17. De rechtbank ziet aanleiding verweerder te veroordelen in de kosten van eiser voor de door een derde beroepsmatig verleende rechtsbijstand. De kosten zijn op de voet van het Besluit proceskosten bestuursrecht vastgesteld op € 1.532 (1 punt voor het indienen van het bezwaarschrift, 1 punt voor de hoorzitting met een waarde per punt van € 254, 1 punt voor het indienen van het beroepschrift, 1 punt voor de zitting, met een waarde per punt van € 512 en een wegingsfactor 1). De rechtbank ziet geen aanleiding voor toekenning van een integrale proceskostenvergoeding, omdat geen sprake is van het tegen beter weten in of anderszins zeer onzorgvuldig handelen door verweerder. In een andere zaak op dezelfde zitting heeft verweerder zich op het standpunt gesteld dat geen aanleiding bestaat voor een vergoeding van de kosten van de bezwaarfase, omdat in de bezwaarfase geen beroep is gedaan op de leeftijdskorting. Uit de goedkeuring volgt echter niet zonder meer dat hierop een beroep moet worden gedaan. Uit de aangifte volgt de hoogte van de BPM en valt direct op te maken dat bijtelling van vijf werkdagen leidt tot leeftijdskorting. De betaalde BPM is gelijk aan de aangegeven BPM. Dit had verweerder kunnen constateren op basis van de gegevens in het dossier. Hieruit volgt dat de leeftijdskorting niet is toegepast, hoewel daarop wel recht bestaat. Omdat hierdoor niet kan worden uitgesloten dat te veel BPM is geheven, terwijl verweerder ervoor moet waken dat te veel wordt geheven, is naar het oordeel van de rechtbank sprake van een aan verweerder te wijten onrechtmatigheid.

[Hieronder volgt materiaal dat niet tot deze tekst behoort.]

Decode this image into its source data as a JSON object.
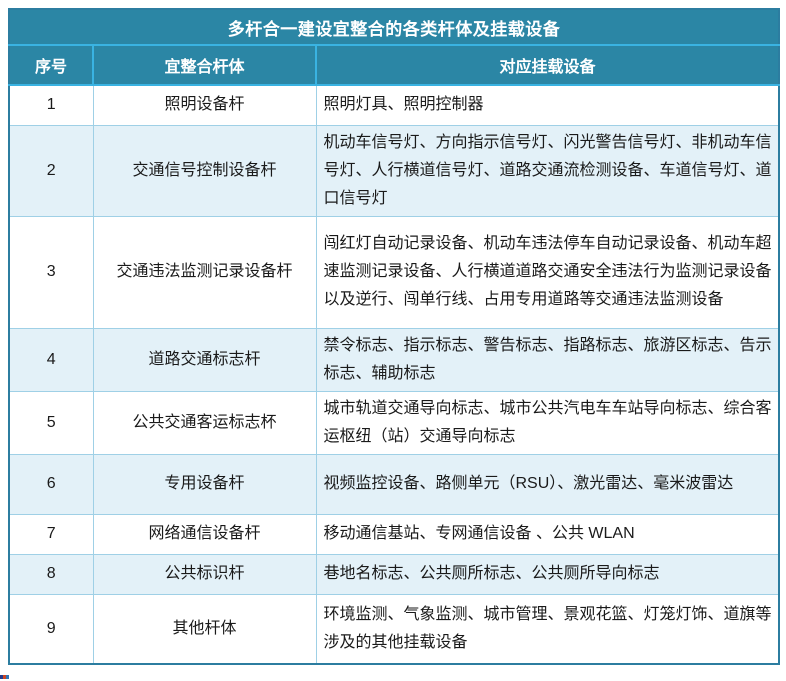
{
  "table": {
    "title": "多杆合一建设宜整合的各类杆体及挂载设备",
    "columns": [
      "序号",
      "宜整合杆体",
      "对应挂载设备"
    ],
    "rows": [
      {
        "num": "1",
        "pole": "照明设备杆",
        "devices": "照明灯具、照明控制器"
      },
      {
        "num": "2",
        "pole": "交通信号控制设备杆",
        "devices": "机动车信号灯、方向指示信号灯、闪光警告信号灯、非机动车信号灯、人行横道信号灯、道路交通流检测设备、车道信号灯、道口信号灯"
      },
      {
        "num": "3",
        "pole": "交通违法监测记录设备杆",
        "devices": "闯红灯自动记录设备、机动车违法停车自动记录设备、机动车超速监测记录设备、人行横道道路交通安全违法行为监测记录设备以及逆行、闯单行线、占用专用道路等交通违法监测设备"
      },
      {
        "num": "4",
        "pole": "道路交通标志杆",
        "devices": "禁令标志、指示标志、警告标志、指路标志、旅游区标志、告示标志、辅助标志"
      },
      {
        "num": "5",
        "pole": "公共交通客运标志杯",
        "devices": "城市轨道交通导向标志、城市公共汽电车车站导向标志、综合客运枢纽（站）交通导向标志"
      },
      {
        "num": "6",
        "pole": "专用设备杆",
        "devices": "视频监控设备、路侧单元（RSU）、激光雷达、毫米波雷达"
      },
      {
        "num": "7",
        "pole": "网络通信设备杆",
        "devices": "移动通信基站、专网通信设备 、公共 WLAN"
      },
      {
        "num": "8",
        "pole": "公共标识杆",
        "devices": "巷地名标志、公共厕所标志、公共厕所导向标志"
      },
      {
        "num": "9",
        "pole": "其他杆体",
        "devices": "环境监测、气象监测、城市管理、景观花篮、灯笼灯饰、道旗等涉及的其他挂载设备"
      }
    ]
  },
  "colors": {
    "header_bg": "#2b86a5",
    "header_text": "#ffffff",
    "header_divider": "#3ab3e2",
    "frame_border": "#2c7da0",
    "cell_border": "#9fd0e6",
    "row_alt_bg": "#e3f1f8",
    "row_bg": "#ffffff",
    "body_text": "#1a1a1a"
  }
}
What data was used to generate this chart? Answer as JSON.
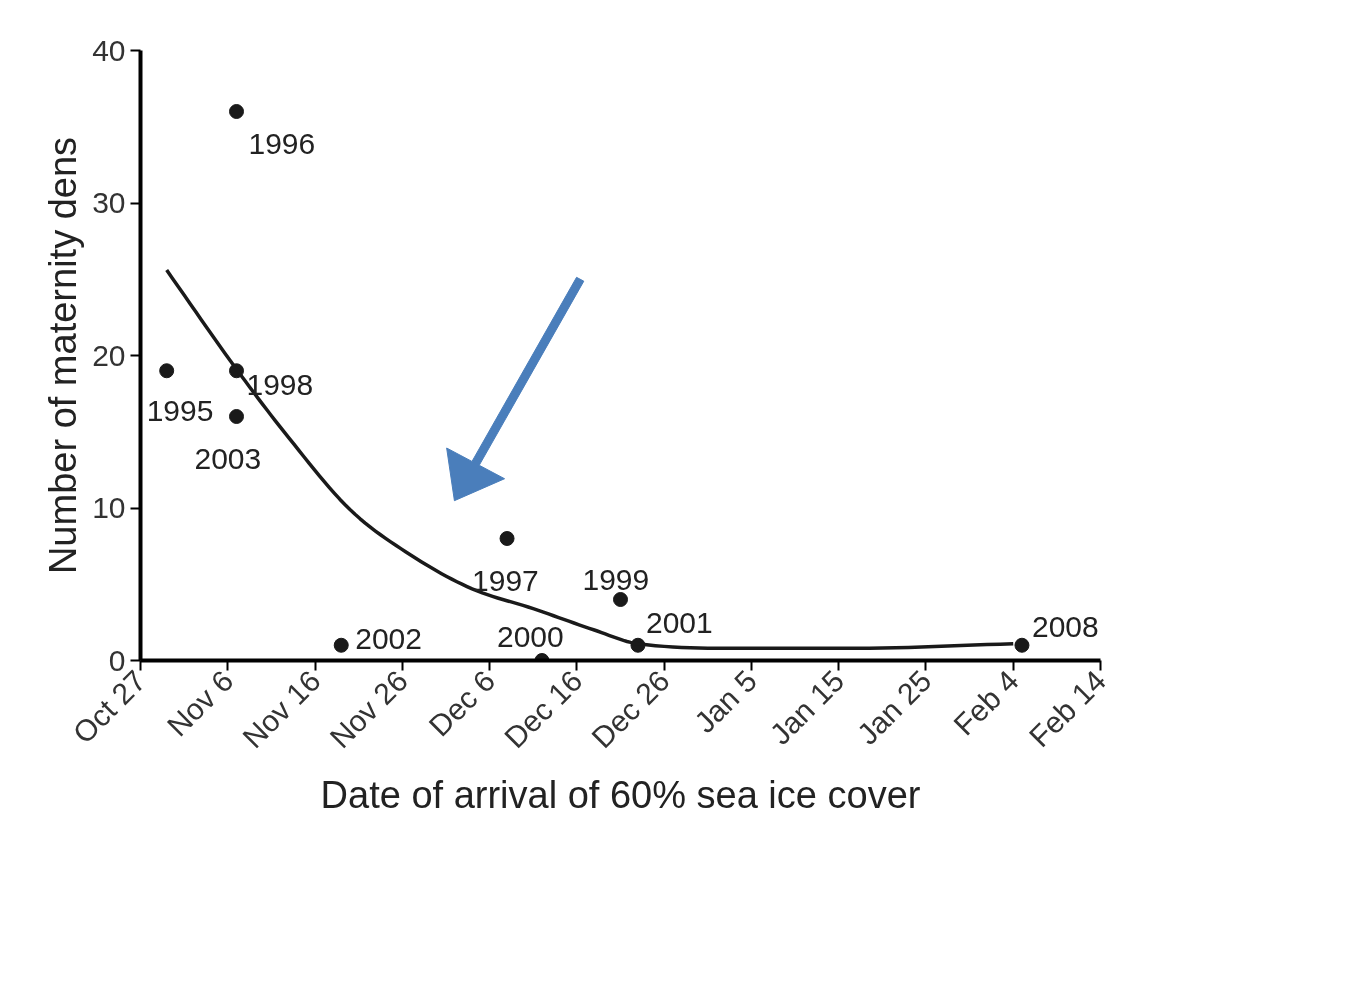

18. Van overige voor vergoeding in aanmerking komende kosten is de rechtbank niet gebleken. Verweerder dient ook het griffierecht te vergoeden, bij niet tijdige betaling te vermeerderen met rente.
Deze uitspraak is gedaan door mr. R.A. Eskes, rechter, in aanwezigheid van M.I.M. Geraerts, griffier. De beslissing is in het openbaar uitgesproken op 24 oktober 2019.